DETECÇÃO DE PORTADORES: Na maioria dos casos, os portadores podem ser identificados por técnicas de eletroforese, embora um diagnóstico mais preciso hoje seja obtido com o emprego da biologia molecular. 

DIAGNÓSTICO PRÉ-NATAL: Pode-se atualmente fazer um diagnóstico de anemia falciforme antes do nascimento pela análise molecular em material fetal (vilo corial, líquido amniótico) ou pela eletroforese de hemoglobina em sangue do cordão umbilical. 

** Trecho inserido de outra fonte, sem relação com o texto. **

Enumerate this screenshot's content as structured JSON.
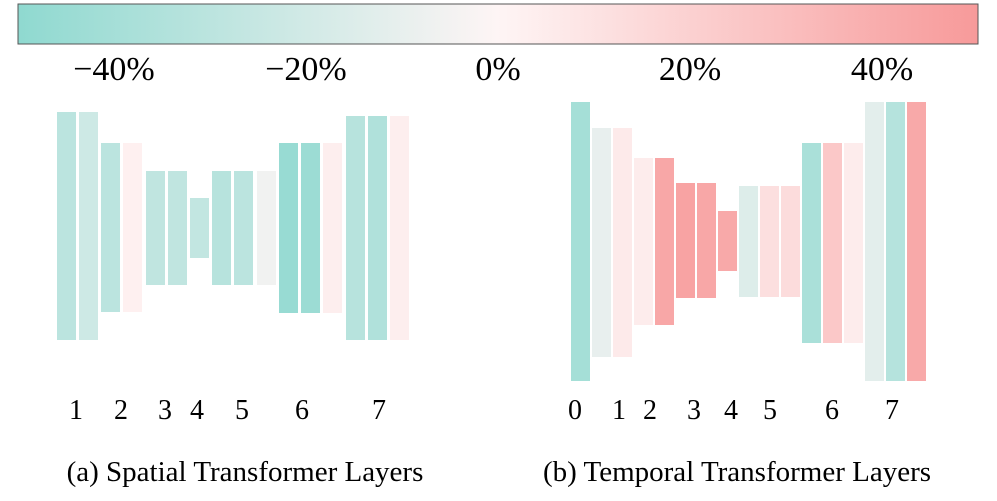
{
  "colors": {
    "negative": "#8fd9d0",
    "neutral": "#fef5f5",
    "positive": "#f79a9a"
  },
  "colorbar": {
    "range": [
      -50,
      50
    ],
    "ticks": [
      {
        "value": -40,
        "label": "−40%"
      },
      {
        "value": -20,
        "label": "−20%"
      },
      {
        "value": 0,
        "label": "0%"
      },
      {
        "value": 20,
        "label": "20%"
      },
      {
        "value": 40,
        "label": "40%"
      }
    ]
  },
  "chart_data": [
    {
      "type": "bar",
      "caption": "(a) Spatial Transformer Layers",
      "layer_labels": [
        "1",
        "2",
        "3",
        "4",
        "5",
        "6",
        "7"
      ],
      "bars": [
        {
          "layer": "1",
          "value": -30
        },
        {
          "layer": "1",
          "value": -22
        },
        {
          "layer": "2",
          "value": -30
        },
        {
          "layer": "2",
          "value": 3
        },
        {
          "layer": "3",
          "value": -28
        },
        {
          "layer": "3",
          "value": -28
        },
        {
          "layer": "4",
          "value": -27
        },
        {
          "layer": "5",
          "value": -32
        },
        {
          "layer": "5",
          "value": -30
        },
        {
          "layer": "5",
          "value": -6
        },
        {
          "layer": "6",
          "value": -46
        },
        {
          "layer": "6",
          "value": -44
        },
        {
          "layer": "6",
          "value": 4
        },
        {
          "layer": "7",
          "value": -32
        },
        {
          "layer": "7",
          "value": -35
        },
        {
          "layer": "7",
          "value": 4
        }
      ]
    },
    {
      "type": "bar",
      "caption": "(b) Temporal Transformer Layers",
      "layer_labels": [
        "0",
        "1",
        "2",
        "3",
        "4",
        "5",
        "6",
        "7"
      ],
      "bars": [
        {
          "layer": "0",
          "value": -40
        },
        {
          "layer": "1",
          "value": -10
        },
        {
          "layer": "1",
          "value": 6
        },
        {
          "layer": "2",
          "value": 5
        },
        {
          "layer": "2",
          "value": 43
        },
        {
          "layer": "3",
          "value": 45
        },
        {
          "layer": "3",
          "value": 43
        },
        {
          "layer": "4",
          "value": 42
        },
        {
          "layer": "5",
          "value": -15
        },
        {
          "layer": "5",
          "value": 12
        },
        {
          "layer": "5",
          "value": 14
        },
        {
          "layer": "6",
          "value": -38
        },
        {
          "layer": "6",
          "value": 25
        },
        {
          "layer": "6",
          "value": 5
        },
        {
          "layer": "7",
          "value": -12
        },
        {
          "layer": "7",
          "value": -33
        },
        {
          "layer": "7",
          "value": 42
        }
      ]
    }
  ]
}
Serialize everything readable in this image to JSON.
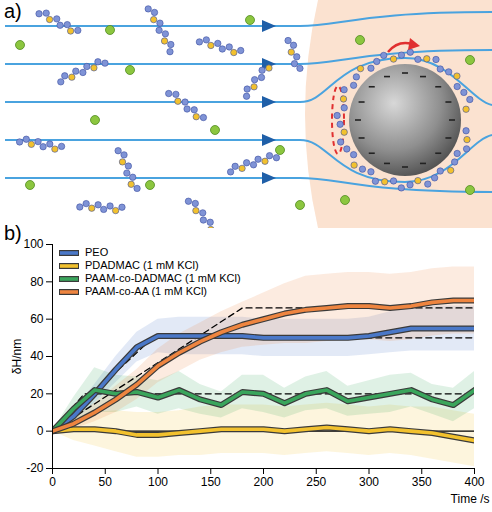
{
  "panel_labels": [
    "a)",
    "b)"
  ],
  "chart_data": {
    "type": "line",
    "x_label": "Time /s",
    "y_label": "δH/nm",
    "x": [
      0,
      20,
      40,
      60,
      80,
      100,
      120,
      140,
      160,
      180,
      200,
      220,
      240,
      260,
      280,
      300,
      320,
      340,
      360,
      380,
      400
    ],
    "series": [
      {
        "name": "PEO",
        "color": "#4a78c8",
        "values": [
          0,
          8,
          20,
          33,
          45,
          51,
          51,
          51,
          51,
          51,
          50,
          50,
          50,
          50,
          50,
          51,
          53,
          55,
          55,
          55,
          55
        ],
        "error": [
          0,
          3,
          5,
          7,
          8,
          9,
          10,
          10,
          10,
          10,
          10,
          10,
          10,
          10,
          10,
          10,
          11,
          12,
          12,
          12,
          12
        ]
      },
      {
        "name": "PDADMAC (1 mM KCl)",
        "color": "#f2c12e",
        "values": [
          0,
          1,
          1,
          0,
          -2,
          -2,
          -1,
          0,
          1,
          1,
          1,
          0,
          1,
          2,
          1,
          0,
          1,
          0,
          -1,
          -3,
          -5
        ],
        "error": [
          0,
          6,
          9,
          11,
          12,
          12,
          12,
          13,
          13,
          13,
          13,
          13,
          13,
          13,
          13,
          13,
          13,
          13,
          14,
          14,
          14
        ]
      },
      {
        "name": "PAAM-co-DADMAC (1 mM KCl)",
        "color": "#3aa55c",
        "values": [
          0,
          12,
          22,
          20,
          21,
          18,
          22,
          17,
          14,
          21,
          20,
          15,
          20,
          22,
          16,
          18,
          20,
          22,
          17,
          14,
          22
        ],
        "error": [
          0,
          6,
          12,
          10,
          8,
          9,
          10,
          8,
          7,
          9,
          10,
          8,
          9,
          10,
          8,
          9,
          10,
          9,
          8,
          9,
          10
        ]
      },
      {
        "name": "PAAM-co-AA (1 mM KCl)",
        "color": "#ee8540",
        "values": [
          0,
          4,
          10,
          17,
          25,
          35,
          42,
          48,
          53,
          57,
          60,
          63,
          65,
          66,
          67,
          67,
          66,
          67,
          69,
          70,
          70
        ],
        "error": [
          0,
          3,
          5,
          7,
          8,
          9,
          10,
          10,
          11,
          12,
          14,
          16,
          18,
          18,
          18,
          18,
          18,
          18,
          18,
          18,
          18
        ]
      }
    ],
    "reference_lines": [
      {
        "x": [
          0,
          95,
          400
        ],
        "values": [
          0,
          50,
          50
        ],
        "color": "#000000",
        "line_style": "dashed"
      },
      {
        "x": [
          0,
          180,
          400
        ],
        "values": [
          0,
          66,
          66
        ],
        "color": "#000000",
        "line_style": "dashed"
      },
      {
        "x": [
          0,
          30,
          400
        ],
        "values": [
          0,
          20,
          20
        ],
        "color": "#000000",
        "line_style": "dashed"
      },
      {
        "x": [
          0,
          400
        ],
        "values": [
          0,
          0
        ],
        "color": "#000000",
        "line_style": "solid"
      }
    ],
    "xlim": [
      0,
      400
    ],
    "xticks": [
      0,
      50,
      100,
      150,
      200,
      250,
      300,
      350,
      400
    ],
    "ylim": [
      -20,
      100
    ],
    "yticks": [
      -20,
      0,
      20,
      40,
      60,
      80,
      100
    ],
    "grid": false,
    "legend": "top-left"
  }
}
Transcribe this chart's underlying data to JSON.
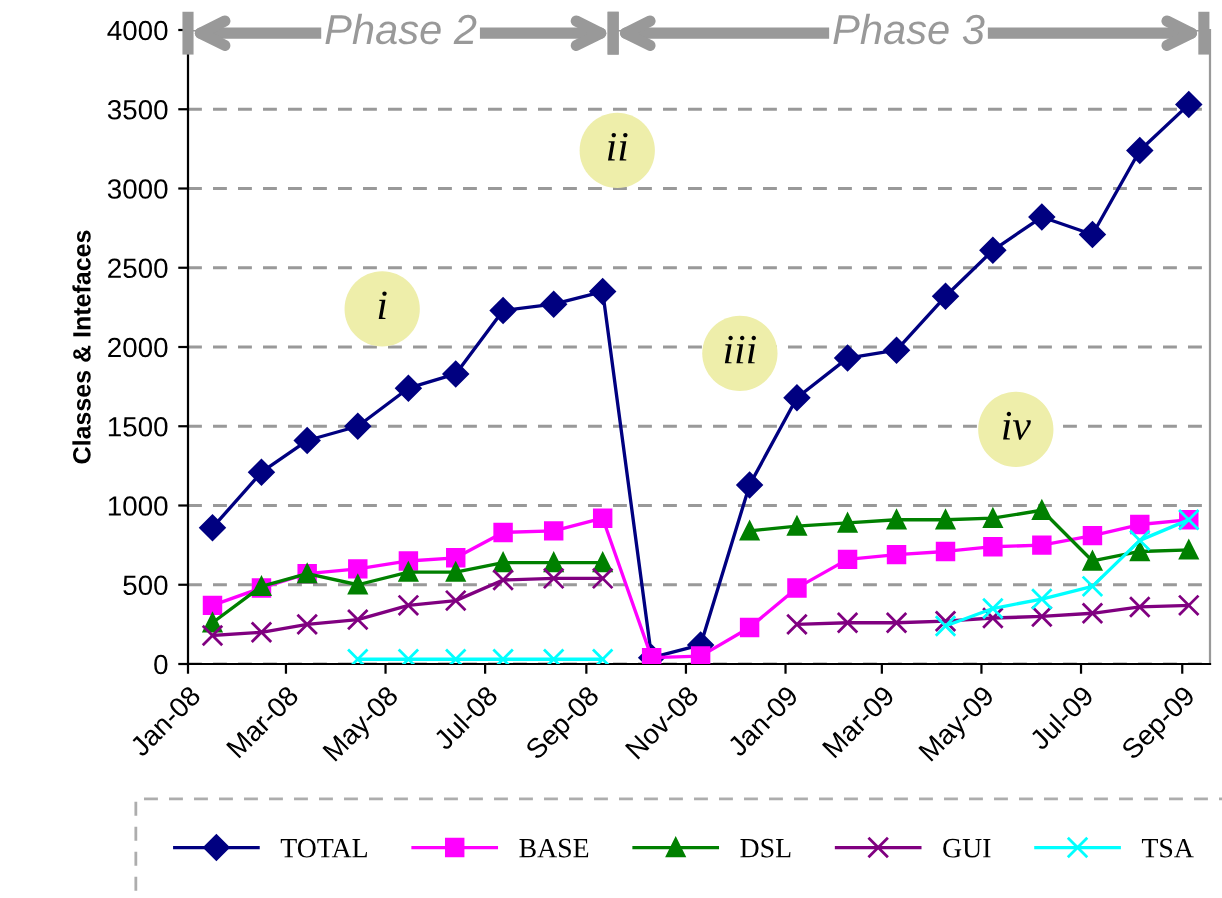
{
  "chart_data": {
    "type": "line",
    "ylabel": "Classes & Intefaces",
    "x": [
      "2008-01-16",
      "2008-02-15",
      "2008-03-14",
      "2008-04-14",
      "2008-05-15",
      "2008-06-13",
      "2008-07-12",
      "2008-08-12",
      "2008-09-11",
      "2008-10-11",
      "2008-11-10",
      "2008-12-10",
      "2009-01-08",
      "2009-02-08",
      "2009-03-10",
      "2009-04-09",
      "2009-05-08",
      "2009-06-07",
      "2009-07-08",
      "2009-08-06",
      "2009-09-05"
    ],
    "series": [
      {
        "name": "TOTAL",
        "color": "#000080",
        "marker": "diamond",
        "values": [
          860,
          1210,
          1410,
          1500,
          1740,
          1830,
          2230,
          2270,
          2350,
          40,
          120,
          1130,
          1680,
          1930,
          1980,
          2320,
          2610,
          2820,
          2710,
          3240,
          3530
        ]
      },
      {
        "name": "BASE",
        "color": "#ff00ff",
        "marker": "square",
        "values": [
          370,
          480,
          570,
          600,
          650,
          670,
          830,
          840,
          920,
          40,
          50,
          230,
          480,
          660,
          690,
          710,
          740,
          750,
          810,
          880,
          910
        ]
      },
      {
        "name": "DSL",
        "color": "#008000",
        "marker": "triangle",
        "values": [
          260,
          490,
          570,
          500,
          580,
          580,
          640,
          640,
          640,
          null,
          null,
          840,
          870,
          890,
          910,
          910,
          920,
          970,
          650,
          710,
          720
        ]
      },
      {
        "name": "GUI",
        "color": "#800080",
        "marker": "cross",
        "values": [
          180,
          200,
          250,
          280,
          370,
          400,
          530,
          540,
          540,
          null,
          null,
          null,
          250,
          260,
          260,
          270,
          290,
          300,
          320,
          360,
          370
        ]
      },
      {
        "name": "TSA",
        "color": "#00ffff",
        "marker": "cross",
        "values": [
          null,
          null,
          null,
          30,
          30,
          30,
          30,
          30,
          30,
          null,
          null,
          null,
          null,
          null,
          null,
          240,
          350,
          410,
          490,
          780,
          910
        ]
      }
    ],
    "xlim": [
      "2008-01-01",
      "2009-09-18"
    ],
    "xticks": [
      {
        "value": "2008-01-01",
        "label": "Jan-08"
      },
      {
        "value": "2008-03-01",
        "label": "Mar-08"
      },
      {
        "value": "2008-05-01",
        "label": "May-08"
      },
      {
        "value": "2008-07-01",
        "label": "Jul-08"
      },
      {
        "value": "2008-09-01",
        "label": "Sep-08"
      },
      {
        "value": "2008-11-01",
        "label": "Nov-08"
      },
      {
        "value": "2009-01-01",
        "label": "Jan-09"
      },
      {
        "value": "2009-03-01",
        "label": "Mar-09"
      },
      {
        "value": "2009-05-01",
        "label": "May-09"
      },
      {
        "value": "2009-07-01",
        "label": "Jul-09"
      },
      {
        "value": "2009-09-01",
        "label": "Sep-09"
      }
    ],
    "ylim": [
      0,
      4000
    ],
    "yticks": [
      0,
      500,
      1000,
      1500,
      2000,
      2500,
      3000,
      3500,
      4000
    ],
    "grid": "y",
    "legend": "bottom",
    "line_style": "solid",
    "annotations": [
      "Phase 2",
      "Phase 3",
      "i",
      "ii",
      "iii",
      "iv"
    ]
  }
}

TRATAMENTO: Embora a cura das das hemoglobinopatias dependa do desenvolvimento de técnicas de terapia gênica, algumas medidas já disponíveis contribuem para melhorar a sobrevida e a qualidade de vida dos afetados.
1. Anemia Falciforme
O tratamento atualmente aceito para anemia falciforme é primariamente de apoio e conservador. As principais complicações clínicas são tratadas com as seguintes medidas profiláticas: antibióticos, suplementação de ácido fólico, suplementação hormonal (crescimento), nutrientes e vitaminas, analgésicos adequados e hidratação, oxigenação (hipoxemia arterial), e hipertransfusão.
A hidroxiuréia (HU) é, atualmente, a droga mais estudada para o tratamento das hemoglobinopatias. A HU, agente mielossupressor, previne crises vaso-oclusivas em adultos com anemia falciforme.
É possível, curas em pacientes com anemia falciforme por meio de transplante de medula óssea alogênico, utilizando como doador um irmão que não seja afetado pela doença e seja submetido a exames específicos de histocompatibilidade.
2. Talassemias
Os pacientes talassêmicos podem ser tratados através da terapia convencional que consiste basicamente em regime crônico de transfusões, terapia quelante intensiva, e esplenectomia, na tentativa de reduzir as necessidades de transfusão. Por vezes se institui na infância uma terapêutica de quelação de ferro com infusões subcutâneas de desferrioxiamina durante 8 a 12 horas, 5 a 6 noites por semana numa tentativa de sustar a lesão miocárdica pela sobrecarga de ferro. 

PROGNÓSTICO: O efeito das hemoglobinopatias sobre a duração da vida é variável, e a mortalidade pode não ser elevada se o paciente dispuser de boa assistência médica. A infecção é a principal causa de morte em todas as idades. 

REFERÊNCIAS:
1. Bunn, H. F.; Foget, B. G. Hemoglobin: Molecular, Genetic, and Clinical Aspects. Philadelphia, WB Saunders, 1986.
2. Oliveri, N. F. The Beta-Talassemiaaas. The New England Journal of Medicine, 341(2): 99-109, 1999.
3. Rapaport, S. I. Introdução a Hematologia. 2ª ed., São Paulo: Livraria Rocca, 1990.
4. Steinberg, M. H. Managment of Sickle Cell Disease. The New England Journal of Medicine, 340(13): 1021-1030, 1999.
5. Weatherall, D. J.; Clegg, J. B.; Higgs, D. R.; Wood, W. G. The Hemoglobinophaties. In: Scriver, C. R.; Beaudet, A. L.; Sly, W. S.; Vale, D., eds. The Metabolic and Molecular Bases of Inherited Diseases, McGraw Hill, New York, 7th ed., 1995.